Being able to quickly extract data from multiple sources for processing has become a crucial business capability. AirByte, a startup that's just about eight months old, is building open source solutions to make that extraction easier for enterprises. The company recently raised a $5.2 million seed round, with participation by major VC players, to go after the opportunity.
AirByte's goal is to take the pain out of building and maintaining the pipelines needed to carry data from sources such as data warehouses, data lakes, and databases to destinations including cloud data warehouses, like Amazon Redshift, Snowflake, and BigQuery, or to on-premises storage for local processing.
This is becoming increasing important today, as data is being collected and stored at every retal branch, factory, telco central office, cell tower, and so on. Much of that siloed data needs to be moved to an on-premises data center or a centralized cloud data center to be exploited through AI analytics or made available to accountants, human resources departments, or marketing organizations.
These pipelines are centered on connectors, which are software written for extracting data from the source or for loading it at the target destination. The connectors are specialized according to things like device type or workload, and if any of those things change in any significant way, the connector has to be rewritten or otherwise changed. That makes maintaining these pipelines very costly.
The pipeline process is known as "extract, load, transform," usually referred to as either "ETL" or "ELT," depending on the order in which the data is being moved and processed.
"We're building an open source data integration platform, focusing mostly on the EL part," John Lafleur, AirByte's co-founder and COO, told DCK. "We're helping you replicate data from any source, should it be APIs, databases, anything, to your data warehouse or databases as well."
The $5.2 Million In Seed Round
AirByte's seed round was led by the venture capital firm Accel, followed by 8VC, and the Y Combinator.
Individual investors also took part, including Calvin French-Owen, co-founder and CTO of the customer data platform Segment (who recently walked away from it with reportedly $3.2 billion in exit money); Charles Zedlewski, former general manager of the cloud data company Cloudera, who is now a partner at the private equity company Symphony AI; and Alain Rossmann, founder and chairman of the ML-as-a-service startup Machinify.
Two other investors, Auren Hoffman, CEO of the location data company SafeGraph, and Travis May, co-founder and CEO of the healthcare data platform Datavant, are both former CEOs of the SaaS data connectivity platform LiveRamp, where AirByte's co-founder and CEO Michel Tricot worked for more than five years, rising through the ranks from senior software engineer to director of engineering and head of integrations.

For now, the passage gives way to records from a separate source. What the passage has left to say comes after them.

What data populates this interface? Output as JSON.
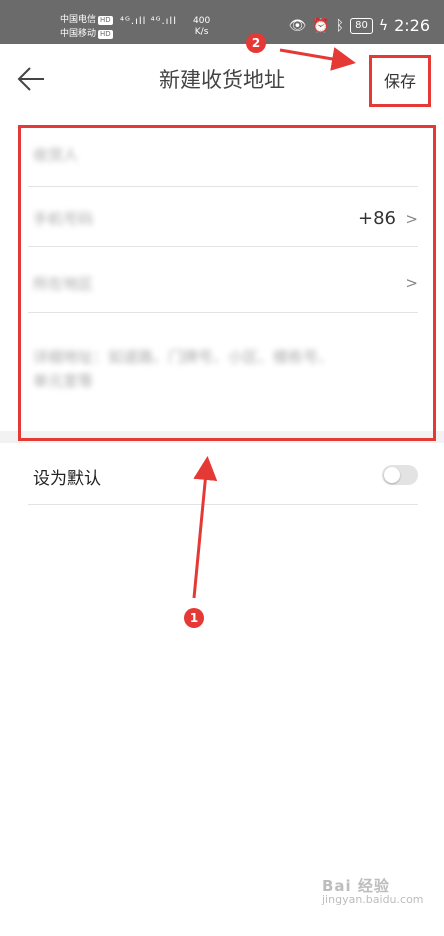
{
  "status_bar": {
    "carrier_1": "中国电信",
    "carrier_2": "中国移动",
    "hd_badge": "HD",
    "signal_text": "⁴ᴳ.ıll ⁴ᴳ.ıll",
    "net_speed_value": "400",
    "net_speed_unit": "K/s",
    "battery": "80",
    "time": "2:26"
  },
  "header": {
    "back_glyph": "←",
    "title": "新建收货地址",
    "save_label": "保存"
  },
  "form": {
    "recipient_placeholder": "收货人",
    "phone_placeholder": "手机号码",
    "country_code": "+86",
    "region_placeholder": "所在地区",
    "detail_placeholder_line1": "详细地址：如道路、门牌号、小区、楼栋号、",
    "detail_placeholder_line2": "单元室等",
    "chevron": ">"
  },
  "default_setting": {
    "label": "设为默认",
    "enabled": false
  },
  "annotations": {
    "badge_1": "1",
    "badge_2": "2",
    "color": "#e53935"
  },
  "watermark": {
    "main": "Bai 经验",
    "sub": "jingyan.baidu.com"
  }
}
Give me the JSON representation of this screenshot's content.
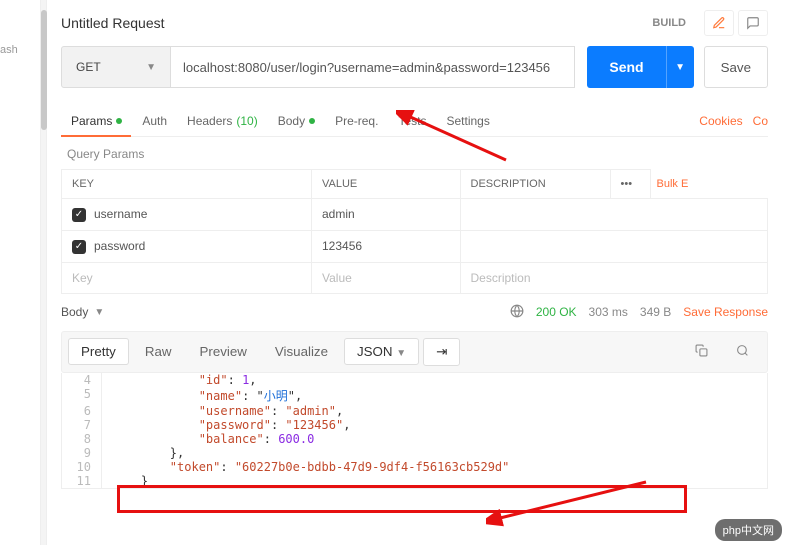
{
  "sidebar": {
    "hint": "ash"
  },
  "titleRow": {
    "title": "Untitled Request",
    "build": "BUILD"
  },
  "request": {
    "method": "GET",
    "url": "localhost:8080/user/login?username=admin&password=123456",
    "send": "Send",
    "save": "Save"
  },
  "tabs": {
    "params": "Params",
    "auth": "Auth",
    "headers": "Headers",
    "headersCount": "(10)",
    "body": "Body",
    "prereq": "Pre-req.",
    "tests": "Tests",
    "settings": "Settings",
    "cookies": "Cookies",
    "co": "Co"
  },
  "queryParams": {
    "title": "Query Params",
    "colKey": "KEY",
    "colValue": "VALUE",
    "colDesc": "DESCRIPTION",
    "bulk": "Bulk E",
    "rows": [
      {
        "key": "username",
        "value": "admin"
      },
      {
        "key": "password",
        "value": "123456"
      }
    ],
    "ph": {
      "key": "Key",
      "value": "Value",
      "desc": "Description"
    }
  },
  "response": {
    "bodyLabel": "Body",
    "status": "200 OK",
    "time": "303 ms",
    "size": "349 B",
    "saveResp": "Save Response",
    "views": {
      "pretty": "Pretty",
      "raw": "Raw",
      "preview": "Preview",
      "visualize": "Visualize",
      "format": "JSON"
    },
    "lines": [
      {
        "n": 4,
        "indent": 3,
        "key": "id",
        "numval": "1",
        "comma": ","
      },
      {
        "n": 5,
        "indent": 3,
        "key": "name",
        "zhval": "小明",
        "comma": ","
      },
      {
        "n": 6,
        "indent": 3,
        "key": "username",
        "strval": "admin",
        "comma": ","
      },
      {
        "n": 7,
        "indent": 3,
        "key": "password",
        "strval": "123456",
        "comma": ","
      },
      {
        "n": 8,
        "indent": 3,
        "key": "balance",
        "numval": "600.0"
      },
      {
        "n": 9,
        "indent": 2,
        "close": "},"
      },
      {
        "n": 10,
        "indent": 2,
        "key": "token",
        "strval": "60227b0e-bdbb-47d9-9df4-f56163cb529d"
      },
      {
        "n": 11,
        "indent": 1,
        "close": "}"
      }
    ]
  },
  "watermark": "php中文网"
}
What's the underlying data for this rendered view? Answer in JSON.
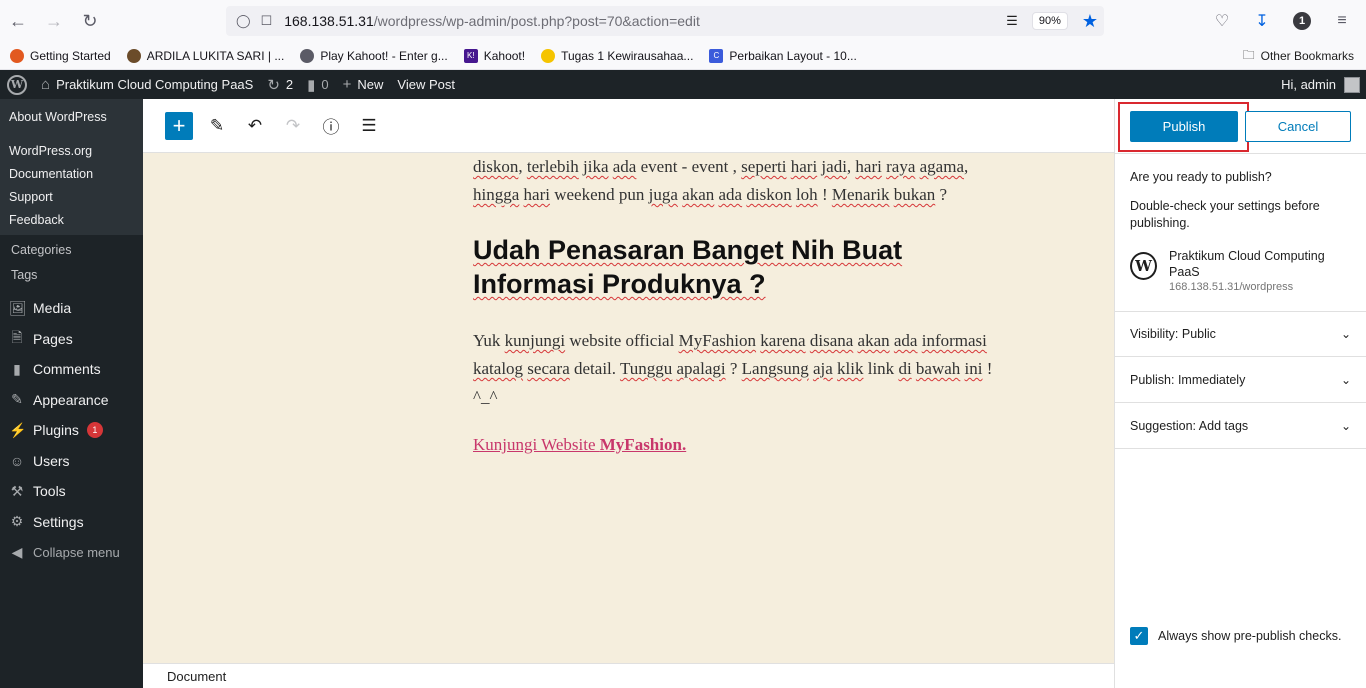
{
  "browser": {
    "url_host": "168.138.51.31",
    "url_path": "/wordpress/wp-admin/post.php?post=70&action=edit",
    "zoom": "90%",
    "account_badge": "1"
  },
  "bookmarks": [
    {
      "label": "Getting Started",
      "color": "#e25920"
    },
    {
      "label": "ARDILA LUKITA SARI | ...",
      "color": "#6b4c2a"
    },
    {
      "label": "Play Kahoot! - Enter g...",
      "color": "#5b5b66"
    },
    {
      "label": "Kahoot!",
      "color": "#46178f",
      "glyph": "K!"
    },
    {
      "label": "Tugas 1 Kewirausahaa...",
      "color": "#f5c400"
    },
    {
      "label": "Perbaikan Layout - 10...",
      "color": "#3b5bdb",
      "glyph": "C"
    }
  ],
  "bookmarks_other": "Other Bookmarks",
  "adminbar": {
    "site_name": "Praktikum Cloud Computing PaaS",
    "updates_count": "2",
    "comments_count": "0",
    "new_label": "New",
    "view_post_label": "View Post",
    "greeting": "Hi, admin"
  },
  "sidebar": {
    "about": "About WordPress",
    "wp_links": [
      "WordPress.org",
      "Documentation",
      "Support",
      "Feedback"
    ],
    "post_sub": [
      "Categories",
      "Tags"
    ],
    "menu": [
      {
        "label": "Media",
        "icon": "media-icon"
      },
      {
        "label": "Pages",
        "icon": "pages-icon"
      },
      {
        "label": "Comments",
        "icon": "comments-icon"
      },
      {
        "label": "Appearance",
        "icon": "appearance-icon"
      },
      {
        "label": "Plugins",
        "icon": "plugins-icon",
        "badge": "1"
      },
      {
        "label": "Users",
        "icon": "users-icon"
      },
      {
        "label": "Tools",
        "icon": "tools-icon"
      },
      {
        "label": "Settings",
        "icon": "settings-icon"
      }
    ],
    "collapse": "Collapse menu"
  },
  "content": {
    "para1_line1": [
      "diskon",
      ", ",
      "terlebih",
      " ",
      "jika",
      " ",
      "ada",
      " event - event , ",
      "seperti",
      " ",
      "hari",
      " ",
      "jadi",
      ", ",
      "hari",
      " ",
      "raya",
      " ",
      "agama",
      ","
    ],
    "para1_line2": [
      "hingga",
      " ",
      "hari",
      " weekend pun ",
      "juga",
      " ",
      "akan",
      " ",
      "ada",
      " ",
      "diskon",
      " ",
      "loh",
      " ! ",
      "Menarik",
      " ",
      "bukan",
      " ?"
    ],
    "heading_line1": "Udah Penasaran Banget Nih Buat",
    "heading_line2": "Informasi Produknya ?",
    "para2_line1": [
      "Yuk ",
      "kunjungi",
      " website official ",
      "MyFashion",
      " ",
      "karena",
      " ",
      "disana",
      " ",
      "akan",
      " ",
      "ada",
      " ",
      "informasi"
    ],
    "para2_line2": [
      "katalog",
      " ",
      "secara",
      " detail. ",
      "Tunggu",
      " ",
      "apalagi",
      " ? ",
      "Langsung",
      " ",
      "aja",
      " ",
      "klik",
      " link ",
      "di",
      " ",
      "bawah",
      " ",
      "ini",
      " !"
    ],
    "para2_line3": "^_^",
    "link_text": "Kunjungi Website ",
    "link_bold": "MyFashion."
  },
  "footer": {
    "label": "Document"
  },
  "panel": {
    "publish": "Publish",
    "cancel": "Cancel",
    "ready_q": "Are you ready to publish?",
    "ready_d": "Double-check your settings before publishing.",
    "site_name": "Praktikum Cloud Computing PaaS",
    "site_url": "168.138.51.31/wordpress",
    "sections": [
      {
        "label": "Visibility: Public"
      },
      {
        "label": "Publish: Immediately"
      },
      {
        "label": "Suggestion: Add tags"
      }
    ],
    "always_show": "Always show pre-publish checks."
  }
}
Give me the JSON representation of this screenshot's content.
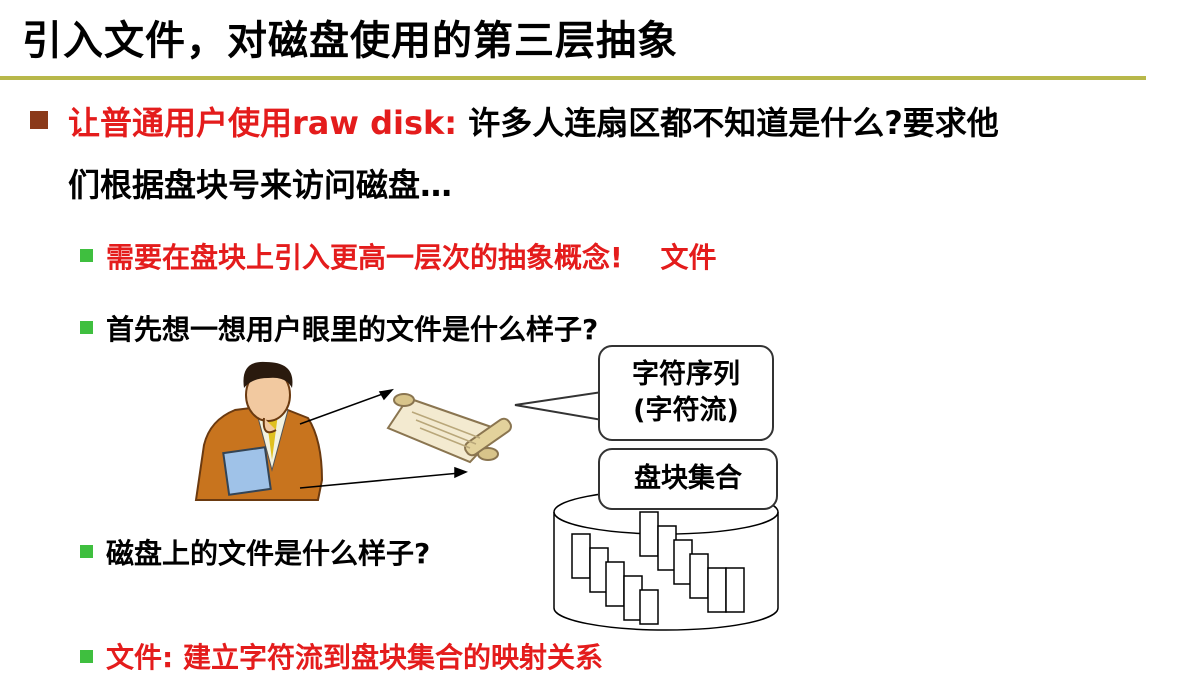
{
  "slide": {
    "title": "引入文件，对磁盘使用的第三层抽象",
    "bullet1": {
      "prefix": "让普通用户使用raw disk:",
      "line1_rest": "许多人连扇区都不知道是什么?要求他",
      "line2": "们根据盘块号来访问磁盘…"
    },
    "sub1": {
      "text": "需要在盘块上引入更高一层次的抽象概念!",
      "keyword": "文件"
    },
    "sub2": {
      "text": "首先想一想用户眼里的文件是什么样子?"
    },
    "sub3": {
      "text": "磁盘上的文件是什么样子?"
    },
    "sub4": {
      "text": "文件: 建立字符流到盘块集合的映射关系"
    },
    "callout_chars": {
      "line1": "字符序列",
      "line2": "(字符流)"
    },
    "callout_blocks": {
      "text": "盘块集合"
    }
  },
  "colors": {
    "red": "#e41c1c",
    "rule": "#b8b84a",
    "main_bullet": "#8b3a1a",
    "sub_bullet": "#3fbf3f"
  }
}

Five of his former LiveRamp coworkers are now part of AirByte's engineering team. Tricot told us that during at his tenure LiveRamp, he and his team built 1,000 data ingestion connectors and another 1,000 data distribution connectors that moved more than 100TB per day.
His co-founder Lafleur, who previously founded three other startups, is no stranger to the data integration business.
"At my first startup and my third startup we had to build ETL pipelines for one year," he said. "So, I wanted to solve that problem as much as him."
For an eight-month-old startup that's successfully raised more than $5 million in get-started money, the company doesn't seem to be in a great hurry to start signing up customers. So far, it doesn't even have a product that customers can buy.
For the time being, AirByte is offering its containerized connectors, ready for deployment in a cloud-native environment, as an open source community project, with software available for free, licensed under the permissive MIT license. This means other vendors can use the software in their own proprietary products, which seems to be fine with both Tricot and Lafleur, both of whom said in our conversation that they "want to become the standard."
Eventually the company will offer a proprietary enterprise edition that will include features such as hosting management, data quality protocols, privacy compliance with regulations such as the GDPR and CCPA (California Consumer Privacy Act), role and access management, and single sign-on. The proprietary software will also be issued with the source code available, which can not only help for compliance auditing, but for troubleshooting performance issues as well.
Further down the road, the company also plans to offer a hosted solution for teams that don't want to manage the connectors in their infrastructure themselves.
"There are already some companies that exists today [in the data connector space] that are closed source," Tricot said. "The thing is, these companies are limited in the number of connectors that they can ship, because they'll just focus on the 60 percent of connectors that are the most used and that's basically it."
With an open source process, he said, companies will be able to build any unavailable connectors they need using AirBytes specifications and contribute them back upstream to be maintained by AirByte and the community around its open source platform.